O pai de Mukesh, Dhirubhai Ambani, ensinou ao filho que o caminho mais curto para a fortuna extrema é um bom e velho monopólio. “O que é bom para a Índia é bom para a Reliance,” dizia o velho Ambani, se envelopando no nacionalismo.

O filho aprendeu a lição e foi um dos grandes apoiadores políticos do primeiro-ministro Narendra Modi, eleito em 2014 — quando Mukesh ainda estava começando a executar sua estratégia.  Acredita-se que a Jio teve facilidade na compra de espectro e um ambiente regulatório amigável.

Parte do sucesso de Mukesh tem a ver com a proteção do mercado. Na Índia, foreigners are not welcome. Em 2018, por exemplo, o Walmart comprou o Flipkart por US$ 16 bilhões; dias depois, o governo mudou as leis limitando a habilidade de empresas estrangeiras de vender seu próprio estoque.

Quando o Facebook tentou oferecer internet gratuita (Facebook Basics), o regulador vetou. E quando o Zoom começou a operar no país, o governo disse que a tecnologia “não é segura”. (Dias depois, a Reliance lançou o Jio Connect, um serviço equivalente.)

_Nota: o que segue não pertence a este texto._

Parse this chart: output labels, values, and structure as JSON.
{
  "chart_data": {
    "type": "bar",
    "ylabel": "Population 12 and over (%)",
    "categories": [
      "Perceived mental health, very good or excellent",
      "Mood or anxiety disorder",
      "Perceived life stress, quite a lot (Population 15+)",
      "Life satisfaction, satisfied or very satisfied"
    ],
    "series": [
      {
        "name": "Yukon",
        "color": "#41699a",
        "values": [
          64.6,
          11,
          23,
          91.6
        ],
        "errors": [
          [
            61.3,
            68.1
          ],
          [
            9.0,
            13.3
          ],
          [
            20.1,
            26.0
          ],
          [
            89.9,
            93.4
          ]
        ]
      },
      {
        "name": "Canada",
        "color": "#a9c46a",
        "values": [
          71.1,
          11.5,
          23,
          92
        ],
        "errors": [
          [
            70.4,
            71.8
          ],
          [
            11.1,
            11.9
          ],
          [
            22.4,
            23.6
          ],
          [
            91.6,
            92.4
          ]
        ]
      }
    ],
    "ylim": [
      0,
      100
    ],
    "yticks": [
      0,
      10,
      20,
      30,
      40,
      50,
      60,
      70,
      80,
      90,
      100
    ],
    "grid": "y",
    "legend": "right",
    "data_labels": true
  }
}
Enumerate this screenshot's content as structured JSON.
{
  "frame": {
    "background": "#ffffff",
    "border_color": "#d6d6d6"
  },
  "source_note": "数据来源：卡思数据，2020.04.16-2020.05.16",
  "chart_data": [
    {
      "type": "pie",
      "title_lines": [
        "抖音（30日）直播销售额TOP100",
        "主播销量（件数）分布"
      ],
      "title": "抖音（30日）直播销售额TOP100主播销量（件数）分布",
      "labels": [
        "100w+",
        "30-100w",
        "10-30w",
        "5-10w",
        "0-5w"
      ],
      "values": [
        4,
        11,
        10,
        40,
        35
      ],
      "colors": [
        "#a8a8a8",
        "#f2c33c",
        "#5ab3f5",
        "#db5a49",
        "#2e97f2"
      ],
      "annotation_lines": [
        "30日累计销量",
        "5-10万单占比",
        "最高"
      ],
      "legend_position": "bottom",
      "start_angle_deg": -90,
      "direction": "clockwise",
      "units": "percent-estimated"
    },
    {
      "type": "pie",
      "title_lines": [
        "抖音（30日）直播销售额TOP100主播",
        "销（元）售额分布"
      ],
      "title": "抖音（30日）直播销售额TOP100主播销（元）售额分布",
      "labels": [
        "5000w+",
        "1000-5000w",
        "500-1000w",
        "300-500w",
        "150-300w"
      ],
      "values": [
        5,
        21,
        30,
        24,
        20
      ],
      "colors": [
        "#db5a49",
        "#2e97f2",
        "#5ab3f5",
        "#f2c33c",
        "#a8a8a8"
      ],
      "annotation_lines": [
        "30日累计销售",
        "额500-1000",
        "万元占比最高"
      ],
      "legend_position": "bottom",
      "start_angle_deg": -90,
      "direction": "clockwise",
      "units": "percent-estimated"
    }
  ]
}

Resultado: nos últimos cinco meses, os principais CEOs do Silicon Valley dobraram o joelho e tiveram que beijar o anel de Mukesh.

Em diversas transações começando em abril, empresas como Facebook e Google, e fundos de private equity como Silver Lake, General Atlantic e KKR investiram juntas mais de US$ 20 bi por participações minoritárias na Jio.

Hoje, só é possível investir na Jio comprando ações da Reliance na Bolsa indiana, mas Mukesh já disse que espera listar a Jio separadamente nos próximos cinco anos. “Acreditamos que isso pode acontecer bem antes,” diz Brett.

No início do mês, a Bloomberg reportou que Mukesh está negociando vender até 40% da Reliance Retail para a Amazon por US$ 20 bi — uma transação que converteria Jeff Bezos de rival a aliado.

Dessa vez, Bezos pode não ter muita escolha.